Every time someone mentions the word loneliness, I subconsciously want to smoke, I take out a cigarette and light it, take a deep breath before saying to Xiao Ai: "Do you remember that there is an old king wonton stall on Tulip Road?" β
"Hmm."
"When I used to work in a wedding company, I often ate wontons for breakfast and dinner, and Lao Wang was good at everything, but he liked to talk a lot, and every once in a while he would ask me if I had a girlfriend...... Hehe, I've lived alone since I was a child, and I don't even have relatives, so what kind of girlfriend do I talk about! But because of my pride, for a while, I started to buy two wontons, one with chili oil and the other without ...... I went on like this for a few weeks, and Wang thought I had a girlfriend, but every time I walked through the old alley with these two wontons, I was lonely and uncomfortable, because although I had two different wontons in my hands, I didn't have any girlfriends at all...... One day, it was Valentine's Day, and Lao Wang still served me two bowls of wontons, and he asked me: Is it better to put one with chili oil and the other without one? I nodded...... However, looking at the girls walking on the road with flowers in their hands, I suddenly didn't want to pretend anymore. I hurriedly said to him: Forget it, don't use chili oil for both......"
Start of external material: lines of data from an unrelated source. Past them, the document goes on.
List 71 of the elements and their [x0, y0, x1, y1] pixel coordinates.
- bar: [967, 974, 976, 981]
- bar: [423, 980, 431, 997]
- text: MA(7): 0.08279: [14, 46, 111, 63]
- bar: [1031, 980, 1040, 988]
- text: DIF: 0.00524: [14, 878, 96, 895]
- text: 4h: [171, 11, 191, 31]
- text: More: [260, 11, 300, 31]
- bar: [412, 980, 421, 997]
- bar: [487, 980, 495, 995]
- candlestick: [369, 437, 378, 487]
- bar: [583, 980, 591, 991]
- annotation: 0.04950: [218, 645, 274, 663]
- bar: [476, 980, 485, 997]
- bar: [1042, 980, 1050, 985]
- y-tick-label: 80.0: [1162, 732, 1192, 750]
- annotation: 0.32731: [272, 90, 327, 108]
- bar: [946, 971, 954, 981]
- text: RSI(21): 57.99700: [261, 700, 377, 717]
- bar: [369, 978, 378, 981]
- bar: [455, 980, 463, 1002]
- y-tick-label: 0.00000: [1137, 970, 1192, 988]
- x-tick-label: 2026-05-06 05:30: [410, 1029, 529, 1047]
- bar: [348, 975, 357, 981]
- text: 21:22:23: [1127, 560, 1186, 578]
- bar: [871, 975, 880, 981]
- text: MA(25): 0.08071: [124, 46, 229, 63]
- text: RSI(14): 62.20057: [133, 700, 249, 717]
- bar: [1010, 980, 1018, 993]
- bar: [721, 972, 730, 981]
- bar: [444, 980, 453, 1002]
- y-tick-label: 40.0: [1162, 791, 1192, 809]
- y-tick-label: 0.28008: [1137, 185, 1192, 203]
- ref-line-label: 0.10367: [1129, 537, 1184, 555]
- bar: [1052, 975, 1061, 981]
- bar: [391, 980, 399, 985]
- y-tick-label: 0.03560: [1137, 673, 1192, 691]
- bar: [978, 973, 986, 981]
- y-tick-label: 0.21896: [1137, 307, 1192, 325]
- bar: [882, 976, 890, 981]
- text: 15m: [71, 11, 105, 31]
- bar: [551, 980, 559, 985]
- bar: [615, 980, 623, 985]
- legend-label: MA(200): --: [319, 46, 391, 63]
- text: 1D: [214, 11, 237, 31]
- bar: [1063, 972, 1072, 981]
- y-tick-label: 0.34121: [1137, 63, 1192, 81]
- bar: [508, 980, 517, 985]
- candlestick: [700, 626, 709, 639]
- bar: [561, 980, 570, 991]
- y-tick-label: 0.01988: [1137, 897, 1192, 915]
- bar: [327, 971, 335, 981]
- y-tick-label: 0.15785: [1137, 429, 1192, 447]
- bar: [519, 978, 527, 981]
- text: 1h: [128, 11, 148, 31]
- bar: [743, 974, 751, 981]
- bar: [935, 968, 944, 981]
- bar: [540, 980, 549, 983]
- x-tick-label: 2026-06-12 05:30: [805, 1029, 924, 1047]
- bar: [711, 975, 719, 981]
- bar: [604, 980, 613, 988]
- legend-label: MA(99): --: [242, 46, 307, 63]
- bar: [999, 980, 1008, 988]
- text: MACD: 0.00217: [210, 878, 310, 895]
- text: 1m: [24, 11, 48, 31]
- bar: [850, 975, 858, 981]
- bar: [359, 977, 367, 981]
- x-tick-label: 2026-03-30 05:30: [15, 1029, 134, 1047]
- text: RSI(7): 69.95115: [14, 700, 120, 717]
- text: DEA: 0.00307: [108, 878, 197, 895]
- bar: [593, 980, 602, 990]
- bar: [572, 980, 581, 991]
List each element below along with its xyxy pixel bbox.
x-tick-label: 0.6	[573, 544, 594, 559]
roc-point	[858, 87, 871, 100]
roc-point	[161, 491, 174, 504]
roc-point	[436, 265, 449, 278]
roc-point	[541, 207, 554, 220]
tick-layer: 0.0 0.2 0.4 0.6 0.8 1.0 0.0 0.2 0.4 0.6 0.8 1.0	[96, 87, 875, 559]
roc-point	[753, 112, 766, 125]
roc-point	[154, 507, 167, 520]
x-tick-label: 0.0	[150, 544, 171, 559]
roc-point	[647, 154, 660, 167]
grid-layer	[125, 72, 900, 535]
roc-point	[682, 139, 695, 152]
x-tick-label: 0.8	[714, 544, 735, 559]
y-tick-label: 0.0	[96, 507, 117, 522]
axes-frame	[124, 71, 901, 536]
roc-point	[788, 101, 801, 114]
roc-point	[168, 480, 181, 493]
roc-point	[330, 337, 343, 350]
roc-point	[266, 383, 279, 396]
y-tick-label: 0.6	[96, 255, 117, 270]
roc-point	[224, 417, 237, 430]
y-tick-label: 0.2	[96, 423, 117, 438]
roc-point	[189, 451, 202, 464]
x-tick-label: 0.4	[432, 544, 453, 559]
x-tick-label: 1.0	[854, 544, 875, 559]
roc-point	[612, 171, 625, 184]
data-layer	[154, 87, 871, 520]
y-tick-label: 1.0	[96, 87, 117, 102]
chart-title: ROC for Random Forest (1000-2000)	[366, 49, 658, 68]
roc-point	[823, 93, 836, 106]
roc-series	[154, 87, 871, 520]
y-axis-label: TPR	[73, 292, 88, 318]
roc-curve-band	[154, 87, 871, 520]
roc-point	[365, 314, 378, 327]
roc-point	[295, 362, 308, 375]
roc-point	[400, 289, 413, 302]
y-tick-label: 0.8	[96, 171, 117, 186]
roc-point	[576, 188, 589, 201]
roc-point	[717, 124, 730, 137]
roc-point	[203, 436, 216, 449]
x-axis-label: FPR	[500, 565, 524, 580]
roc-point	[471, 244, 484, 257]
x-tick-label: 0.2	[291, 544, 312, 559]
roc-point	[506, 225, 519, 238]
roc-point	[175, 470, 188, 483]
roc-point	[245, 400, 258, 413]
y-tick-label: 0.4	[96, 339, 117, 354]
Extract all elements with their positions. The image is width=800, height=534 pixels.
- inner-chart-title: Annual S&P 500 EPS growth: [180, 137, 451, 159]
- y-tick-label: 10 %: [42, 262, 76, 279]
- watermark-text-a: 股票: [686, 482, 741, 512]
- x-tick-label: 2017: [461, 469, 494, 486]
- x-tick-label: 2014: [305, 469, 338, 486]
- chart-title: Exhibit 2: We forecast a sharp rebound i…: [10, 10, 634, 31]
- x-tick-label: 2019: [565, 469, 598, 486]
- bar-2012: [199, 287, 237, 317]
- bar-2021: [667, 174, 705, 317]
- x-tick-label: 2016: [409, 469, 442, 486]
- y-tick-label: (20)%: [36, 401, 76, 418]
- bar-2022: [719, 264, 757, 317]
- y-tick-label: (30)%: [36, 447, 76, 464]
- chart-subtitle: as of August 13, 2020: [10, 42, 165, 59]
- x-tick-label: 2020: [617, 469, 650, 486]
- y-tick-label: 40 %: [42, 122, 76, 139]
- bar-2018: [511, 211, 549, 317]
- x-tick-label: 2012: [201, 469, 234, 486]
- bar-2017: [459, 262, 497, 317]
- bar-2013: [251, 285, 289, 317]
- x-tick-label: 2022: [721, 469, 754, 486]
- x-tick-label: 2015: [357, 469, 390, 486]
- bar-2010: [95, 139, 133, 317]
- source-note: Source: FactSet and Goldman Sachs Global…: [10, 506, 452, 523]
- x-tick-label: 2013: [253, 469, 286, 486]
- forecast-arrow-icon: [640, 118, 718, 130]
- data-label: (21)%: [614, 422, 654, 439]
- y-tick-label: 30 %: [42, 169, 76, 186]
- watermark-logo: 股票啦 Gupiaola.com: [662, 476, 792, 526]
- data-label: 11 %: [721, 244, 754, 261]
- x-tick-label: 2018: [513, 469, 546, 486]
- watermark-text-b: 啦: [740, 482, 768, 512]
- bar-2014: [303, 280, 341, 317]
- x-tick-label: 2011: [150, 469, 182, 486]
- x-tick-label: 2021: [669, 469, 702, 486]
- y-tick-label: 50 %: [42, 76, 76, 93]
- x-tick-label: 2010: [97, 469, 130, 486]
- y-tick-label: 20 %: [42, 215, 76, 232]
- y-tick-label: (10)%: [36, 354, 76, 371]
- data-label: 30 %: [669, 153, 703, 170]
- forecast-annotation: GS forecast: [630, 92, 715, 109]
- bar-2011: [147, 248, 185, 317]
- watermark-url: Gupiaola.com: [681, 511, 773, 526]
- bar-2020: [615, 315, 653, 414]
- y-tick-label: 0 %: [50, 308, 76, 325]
Speaking of this, I lowered my head and smiled, and then said: "That day, I felt that my loneliness had drowned the whole tulip road, and those lovers walked around in my loneliness, one more arrogant than the other, and one happier than the other......"
Xiao Ai looked at me quietly, then smiled with me and said, "You are a severe autistic person, and you always thought that I had medicine that could relieve loneliness, so even if you are discouraged, you have to come to Taipei to find me, right?" β
"Hmm...... Especially after the closure of the coffee shop, my loneliness has become more and more severe...... Am I a very selfish man? β
"Not only selfish, but also paranoid! There are so many girls in Nanjing, why do you think I have the antidote you want? β¦β¦ Actually, I'm a loner than you, because for a long time, when I went to a bar, I would order two different kinds of wine, and then put them on both sides of the table and drink it to myself and myself! β
I looked at Xiao Ai, and at this moment, there seemed to be the loneliness in her eyes, and our loneliness was so advanced that there was no opponent, so I had to come to Taipei to find her, and she was the same, she needed to find an antidote from me, because we were a couple who could play together to a very high level!
Xiao Ai sat with me with his chin held up for a while, then picked up his car keys, and left after saying "wait for me at the Ade Hotel".
This time, I really looked at her back, but it was completely different from the mood just now. Because, I have already received a promise that she will accompany me back to Nanjing, and we held hands before this promise was spoken, but I still didn't dare to treat her as my girlfriend in my heart, so I didn't say anything like "I like you" to her, and neither did she!
I don't know whether this kind of non-pickiness is beneficial or harmful to us, I only know that my heart is still filled with a sense of joy that is seizing the day, my mood has not been so good for a long time, the last time it was so good, it was the day Chen Yi became my girlfriend, and this sense of joy is the same as the reincarnation of spring, summer, autumn and winter, there will definitely be and will disappear, so just cherish it in my heart.
It turns out that a man can fall in love with two women in his life! Although I used to think otherwise.